夕食前の台所、目隠しをされた私は後ろから身体中をまさぐられる (ページ 2)

 気持ちいい。

 もっと、触ってほしい。

 ──足りない。

「やっ、健一……!」

「なーに?」

 余裕が消えかけたかすれ声が返ってくる。

 なのに欲しい熱は与えられないまま、中途半端な刺激だけが膣内に与えられて腰が揺れる。

 もっと、もっと。

 思いに比例するように身体は熱くなっていくのに、健一は愛撫する指をそのままに美奈のあちこちにキスを落としてそれ以上をしてくれない。

 ふさがれた視界がもどかしさを助長して、気持ちいいのと、もっとして欲しいのとで、美奈の感情が大きく波打って、爆発した。

「目隠し、も、やだあっ。ちゃんとしてよ……っ」

 泣きそうになりながら訴えた。

 実際に泣いていたかもしれない。

 声音でそれは健一にも伝わっているはずなのに、美奈の中を悪戯していた指も、美奈を覆っていた身体も、遠ざかってしまった。

「……っ」

 支えを失った身体がシンクをつかんでいた手ごと床に崩れ落ちる。

 フローリングの床がひんやり心地いいのに疼く身体には毒で、尻を高くあげた姿勢のまま美奈はぐちゃぐちゃになった気持ちを持て余していた。

 もう自分で触ってしまいたいくらい身体が熱くて、漏れる吐息は気持ちいい刺激を欲して潤んでいた。

「は……っ、や、あ、ああああああああ」

 吐息で熱をやりすごそうとした瞬間、ずん、と、強い衝撃が美奈の身体を貫いた。

 高く上げた腰を大きな手が固定して、健一の熱が美奈の奥深くへ挿入ってきたのだ。

 求めていた熱に喜びの色をたたえた矯声があがり、もう美奈自身にもコントロール出来なかった。

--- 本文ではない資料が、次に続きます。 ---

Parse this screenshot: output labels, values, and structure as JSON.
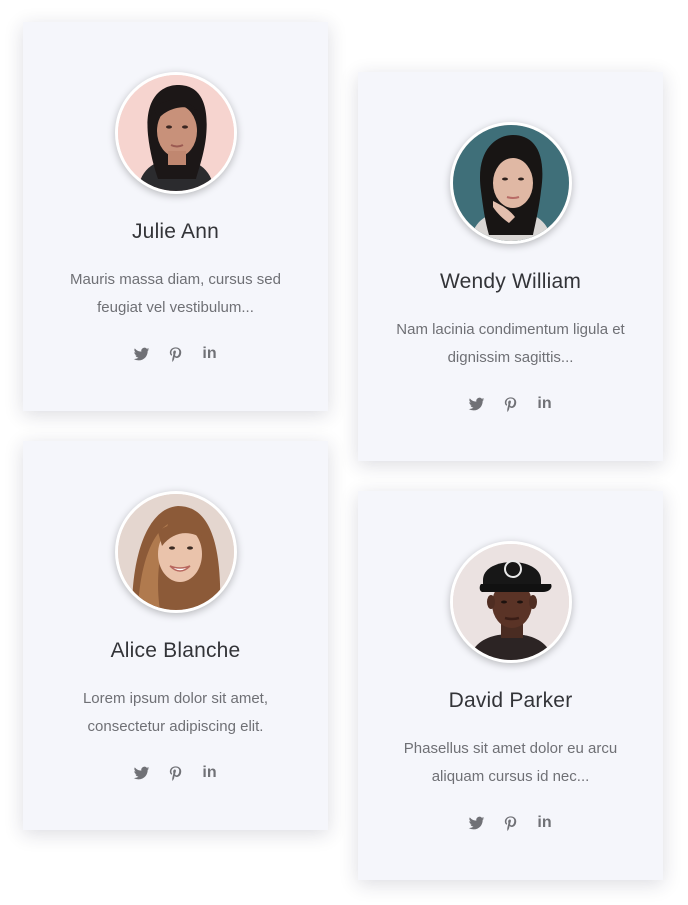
{
  "team": [
    {
      "name": "Julie Ann",
      "description": "Mauris massa diam, cursus sed feugiat vel vestibulum...",
      "avatar_bg": "#f6d4cf"
    },
    {
      "name": "Wendy William",
      "description": "Nam lacinia condimentum ligula et dignissim sagittis...",
      "avatar_bg": "#3f6f79"
    },
    {
      "name": "Alice Blanche",
      "description": "Lorem ipsum dolor sit amet, consectetur adipiscing elit.",
      "avatar_bg": "#e4d6cf"
    },
    {
      "name": "David Parker",
      "description": "Phasellus sit amet dolor eu arcu aliquam cursus id nec...",
      "avatar_bg": "#ebe2e1"
    }
  ],
  "social_icons": [
    "twitter-icon",
    "pinterest-icon",
    "linkedin-icon"
  ],
  "linkedin_glyph": "in",
  "colors": {
    "card_bg": "#f5f6fb",
    "name_text": "#333438",
    "body_text": "#6f7075",
    "icon": "#707176"
  }
}
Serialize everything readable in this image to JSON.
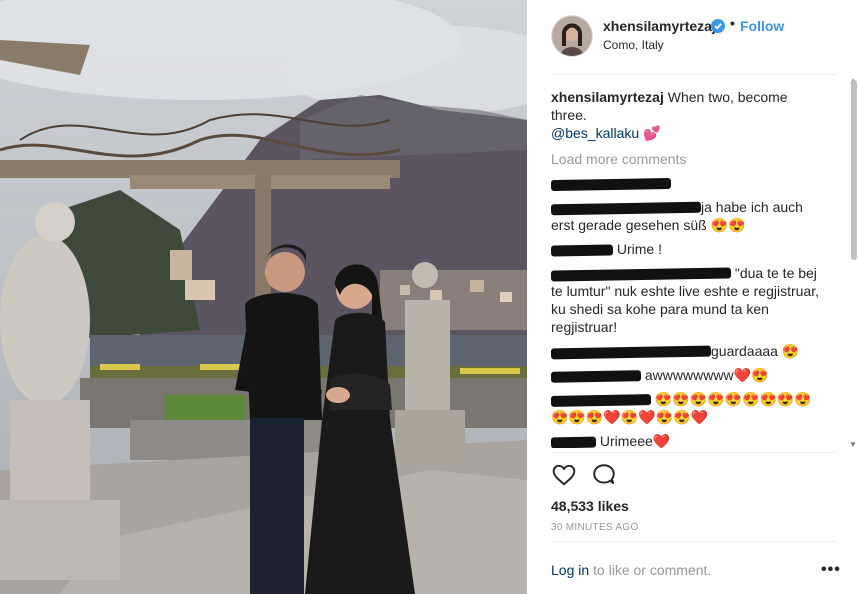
{
  "post": {
    "username": "xhensilamyrtezaj",
    "follow_label": "Follow",
    "dot": "•",
    "location": "Como, Italy",
    "caption_user": "xhensilamyrtezaj",
    "caption_text": " When two, become three.",
    "caption_mention": "@bes_kallaku",
    "caption_emoji": " 💕",
    "load_more": "Load more comments",
    "likes": "48,533 likes",
    "time": "30 MINUTES AGO",
    "login_link": "Log in",
    "login_text": " to like or comment.",
    "more_options": "•••"
  },
  "comments": [
    {
      "text": ""
    },
    {
      "text": "ja habe ich auch erst gerade gesehen süß 😍😍"
    },
    {
      "text": "Urime !"
    },
    {
      "text": "\"dua te te bej te lumtur\" nuk eshte live eshte e regjistruar, ku shedi sa kohe para mund ta ken regjistruar!"
    },
    {
      "text": "guardaaaa 😍"
    },
    {
      "text": "awwwwwwww❤️😍"
    },
    {
      "text": "😍😍😍😍😍😍😍😍😍😍😍😍❤️😍❤️😍😍❤️"
    },
    {
      "text": "Urimeee❤️"
    },
    {
      "text": "❤️❤️❤️"
    }
  ],
  "icons": {
    "verified": "verified-badge-icon",
    "heart": "heart-icon",
    "comment": "comment-icon",
    "more": "more-options-icon"
  },
  "colors": {
    "link": "#3897f0",
    "mention": "#003569",
    "muted": "#999999"
  }
}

 暗いはずの目の前がチカチカと光って、気持ちいいに頭の中が支配される。

 強く腰が打ち付けられる度に、理性が一枚一枚剥がれていく。

 気持ちいい。

 もっとして。

 いじわるしないで、そこ、もっと。

 息も絶え絶えな中で、何度も訴えていた。

 健一のものが美奈をいっぱいにして、こすって、奥を突くのがたまらないほど気持ちよくて。

 ぶわりと汗が噴き出して身体がより密着する。

 美奈の熱と健一の熱が溶け合って、頭がおかしくなってしまいそうだった。

「あっ、や、健一、きもちいいっ、あぁ……っ、いっ、イっちゃう、あ、や……あああああっ」

「みな……っ、美奈っ、っぅく」

 互いの肌が打ち合う音と、獣のような荒い息遣いが響く。

 健一の腰遣いが一層激しく早くなり、美奈の意識が白くはじけた。

「あ、っは、あ……」

 ぎゅうと後ろから抱きしめられて首筋や耳、頬から顔じゅうにキスを落とされて、身をよじった拍子に目を覆うネクタイが外れた。

「……おかえりなさい、健一」

「ただいま、美奈」

 自分を抱きしめて笑ったのは、当たり前だけど夫の健一で、美奈がスカートをまくられただけの状態なら彼もズボンを下ろしただけの間抜けな姿で、思わず笑ってしまった。

 わかっていても姿がみえなかったのは不安だったらしい、ほっとした美奈はぺしんと健一の額を叩くと自分からキスをして笑った。